В середине июля советские войска сумели приостановить наступление немецкой группы армий «Север». Наступление возобновилось на исходе первой декады августа. В нем участвовали два армейских корпуса 16-й армии, усиленные дивизией СС «Мёртвая голова» и мощной авиационной группировкой. Бои шли ожесточенные — советская армия героически сопротивлялась превосходящим силам противника, но 12 августа немецкие войска прорвали оборону 48-й советской армии на реке Мшага и устремились к Новгороду, который был взят 16 августа, а 20 августа было взято Чудово и перерезана Октябрьская железная дорога. 8 сентября немцы полностью окружили Ленинград.

В одном из боев папа остался единственным офицером в расположении и командовал ротой до прихода подкрепления, за что его обещали представить к медали За Отвагу, но на следующий день он был ранен в ногу и отправлен в госпиталь.
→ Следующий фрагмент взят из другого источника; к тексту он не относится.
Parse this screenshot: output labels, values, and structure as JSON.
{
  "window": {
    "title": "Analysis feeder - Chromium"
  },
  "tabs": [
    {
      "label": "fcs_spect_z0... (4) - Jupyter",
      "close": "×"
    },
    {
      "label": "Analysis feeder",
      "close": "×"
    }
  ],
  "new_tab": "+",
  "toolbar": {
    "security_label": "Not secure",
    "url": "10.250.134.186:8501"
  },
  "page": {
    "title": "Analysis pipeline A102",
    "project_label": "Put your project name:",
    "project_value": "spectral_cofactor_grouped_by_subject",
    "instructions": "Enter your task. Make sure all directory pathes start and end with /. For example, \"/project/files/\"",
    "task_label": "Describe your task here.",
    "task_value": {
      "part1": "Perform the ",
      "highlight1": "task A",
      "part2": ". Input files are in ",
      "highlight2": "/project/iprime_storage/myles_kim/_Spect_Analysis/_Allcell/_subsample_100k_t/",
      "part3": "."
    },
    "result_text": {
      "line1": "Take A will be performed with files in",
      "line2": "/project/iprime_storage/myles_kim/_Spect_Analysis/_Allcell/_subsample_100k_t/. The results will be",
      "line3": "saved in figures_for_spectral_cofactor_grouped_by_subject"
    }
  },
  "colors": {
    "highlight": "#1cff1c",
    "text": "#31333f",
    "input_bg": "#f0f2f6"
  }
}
Медаль он так и не получил. Рана была довольно тяжелой: пуля вошла в бедро и вышла из щиколотки. Папе наложили гипс на всю ногу. В госпитале он пробыл недолго. 18 августа начальник госпиталя сжег медикаменты и продовольствие и объявил раненым, что немцы наступают и каждый должен спасаться как может. Папа пополз в лес — ходить он не мог.

Ориентируясь по солнцу, он полз на север, надеясь, что немцев опять остановят и он сможет выйти к своим. Если в первые несколько дней были слышны звуки боя, по которым он ориентировался, то вскоре наступила тишина.Была надежда найти людей, но с каждым днем она таяла. В лесах никого не было. Не было и карты и папа даже приблизительно не мог представить где могут находиться деревни. Да и страшно было бы выйти на немцев — было понятно, что он уже на оккупированной территории.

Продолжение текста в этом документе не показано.